Il m'a fallu un instant pour réaliser ce qu'il disait. Noyée dans ces iris, j'ai dû émergé rapidement de ma transe.
- Non. Pas mon père, tranché-je.
- Pourquoi pas ?, fronce-t-il les sourcils, aveugle des sentiments qui m'animent. A ces yeux, je passais sûrement pour une petite fille capricieuse qui avait honte d'avouer ces bêtises à ces parents. Mais là, je n'en avais rien à faire de paraître complètement enfantine. Je ne voulais pas de mon père dans le tableau.
- Je te jure Cardin que si tu le préviens, je vais me tuer pour de bon.
Il soupire exaspéré. Son regard ne disait rien qui vaille, mimique de la colère que je lui transmettais.
- Combien de fois vas-tu me répéter cela ? demande-t-il agacé, les mains croisées sur la poitrine en rempart. Cela ne marche plus. Je ne vais plus le permettre Aid...
Notre dispute est interrompue par un homme qui venait d'entrer dans la salle. Il était facile de palper la tension qui régnait entre nous. Et peu importe les recommandations de Cardin, je n'étais pas de celles qui cédaient facilement. Je n'avais pas arrêter de le fixer et lui non plus. Mais il finit par se résigner et se lever saluer d'une poignée de main tendue, le nouvel arrivant.
L'étranger en blouse n'était pas dupe de la scène qui se déroulait, car ses orbites passaient répétitivement de moi à mon sauveur. Néanmoins, comprenant rapidement qu'il ne lirait pas la réponse sur mon visage contorsionné par l'irritation, il s'adresse à ma personne dans le ton le plus professionnel qu'il puisse arborer :
- Comment tu vas ? me demande-t-il souriant.
- Bien... Je crois, réponds-je nonchalamment. La santé étant le cadet de mes soucis.

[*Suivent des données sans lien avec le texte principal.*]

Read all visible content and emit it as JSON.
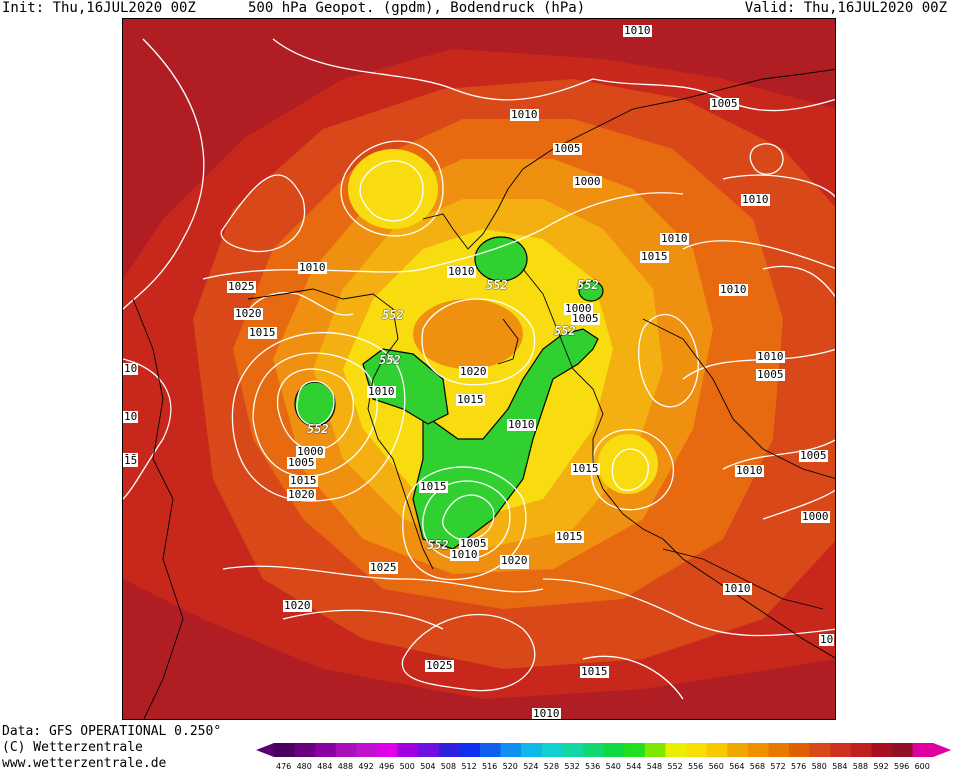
{
  "header": {
    "init": "Init: Thu,16JUL2020 00Z",
    "title": "500 hPa Geopot. (gpdm), Bodendruck (hPa)",
    "valid": "Valid: Thu,16JUL2020 00Z"
  },
  "footer": {
    "data_line": "Data: GFS OPERATIONAL 0.250°",
    "copyright": "(C) Wetterzentrale",
    "url": "www.wetterzentrale.de"
  },
  "isobar_labels": [
    "1010",
    "1010",
    "1005",
    "1005",
    "1000",
    "1010",
    "1010",
    "1015",
    "1010",
    "1025",
    "1020",
    "1015",
    "1010",
    "1020",
    "1015",
    "1010",
    "1010",
    "1010",
    "1000",
    "1005",
    "1015",
    "1020",
    "1015",
    "1005",
    "1005",
    "1010",
    "1025",
    "1020",
    "1015",
    "1020",
    "1000",
    "1010",
    "1015",
    "1010",
    "1025",
    "1020",
    "1015",
    "1010",
    "1010",
    "10",
    "10",
    "10",
    "15",
    "1005",
    "1000",
    "1005",
    "10"
  ],
  "geopotential_labels": [
    "552",
    "552",
    "552",
    "552",
    "552",
    "552",
    "552"
  ],
  "colorbar": {
    "ticks": [
      "476",
      "480",
      "484",
      "488",
      "492",
      "496",
      "500",
      "504",
      "508",
      "512",
      "516",
      "520",
      "524",
      "528",
      "532",
      "536",
      "540",
      "544",
      "548",
      "552",
      "556",
      "560",
      "564",
      "568",
      "572",
      "576",
      "580",
      "584",
      "588",
      "592",
      "596",
      "600"
    ],
    "colors": [
      "#4a0060",
      "#6a0080",
      "#8a00a0",
      "#aa10b8",
      "#c010d0",
      "#e000e8",
      "#a000e0",
      "#7010e0",
      "#3020e0",
      "#1030f0",
      "#1060f0",
      "#1090f0",
      "#10b8e8",
      "#10d0d0",
      "#10d8a0",
      "#10d870",
      "#10d840",
      "#20e020",
      "#80e800",
      "#e8f000",
      "#f8e000",
      "#f8c800",
      "#f0a800",
      "#f09000",
      "#e87800",
      "#e06000",
      "#d84818",
      "#d03020",
      "#c02020",
      "#a81020",
      "#901028",
      "#e000a0"
    ]
  },
  "fill_colors": {
    "darkred": "#b01e24",
    "red": "#c8281c",
    "orangered": "#d84818",
    "orange": "#e86a10",
    "lightorange": "#f09010",
    "amber": "#f4b010",
    "yellow": "#f8dc10",
    "lightyellow": "#eaf010",
    "green": "#30d030"
  }
}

" C'est bien", son sourire s'évanouit aussitôt. "Je venais t'annoncer que tu pouvais rentrer chez toi dès maintenant.''
- Sérieux? demandé-je surprise par un si rapide rétablissement, lui prêtant ainsi toute mon attention.

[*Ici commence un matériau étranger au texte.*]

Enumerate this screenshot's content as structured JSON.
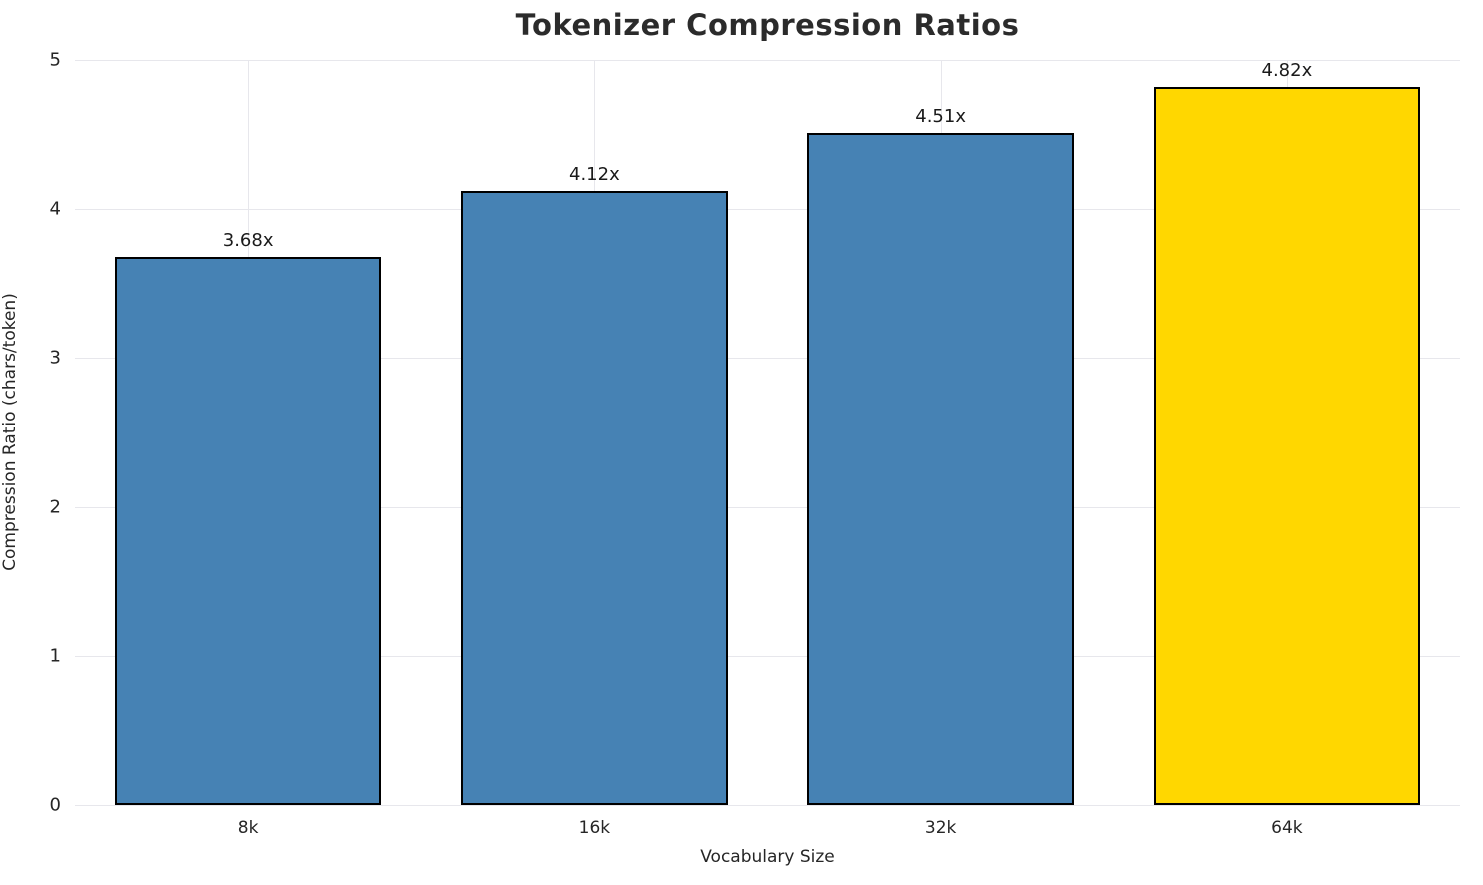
{
  "chart_data": {
    "type": "bar",
    "title": "Tokenizer Compression Ratios",
    "xlabel": "Vocabulary Size",
    "ylabel": "Compression Ratio (chars/token)",
    "categories": [
      "8k",
      "16k",
      "32k",
      "64k"
    ],
    "values": [
      3.68,
      4.12,
      4.51,
      4.82
    ],
    "value_labels": [
      "3.68x",
      "4.12x",
      "4.51x",
      "4.82x"
    ],
    "bar_colors": [
      "#4682B4",
      "#4682B4",
      "#4682B4",
      "#FFD700"
    ],
    "bar_edge_color": "#000000",
    "ylim": [
      0,
      5
    ],
    "yticks": [
      0,
      1,
      2,
      3,
      4,
      5
    ],
    "grid": true,
    "grid_color": "#e7e7ec",
    "legend": "none",
    "background_color": "#ffffff"
  }
}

- Par contre, tu dois énormément te reposer durant les jours à venir.
- On ne pourrait pas... me garder ici quelques temps? supplié-je hésitante.
Celui-ci se tourne vers Cardin, étonné de ma requête. Il ne devait pas être habitué à avoir des patients qui volontairement, aimaient s'enfermer dans les hôpitaux. Mais là, je me fichais de paraître normale ou dérangée.
Je ne voulais pas rentrer chez moi. Si mon père voyait ma tête, il devinerait immédiatement que quelque chose avait dû se passer. Des sueurs froides naissaient sur mon front, et le regret de ne pas avoir réussi à me tuer apparaissait. Mais toutes ses sensations sont rapidement balayées quand Cardin a glissé :
- Tu peux venir chez moi si tu veux.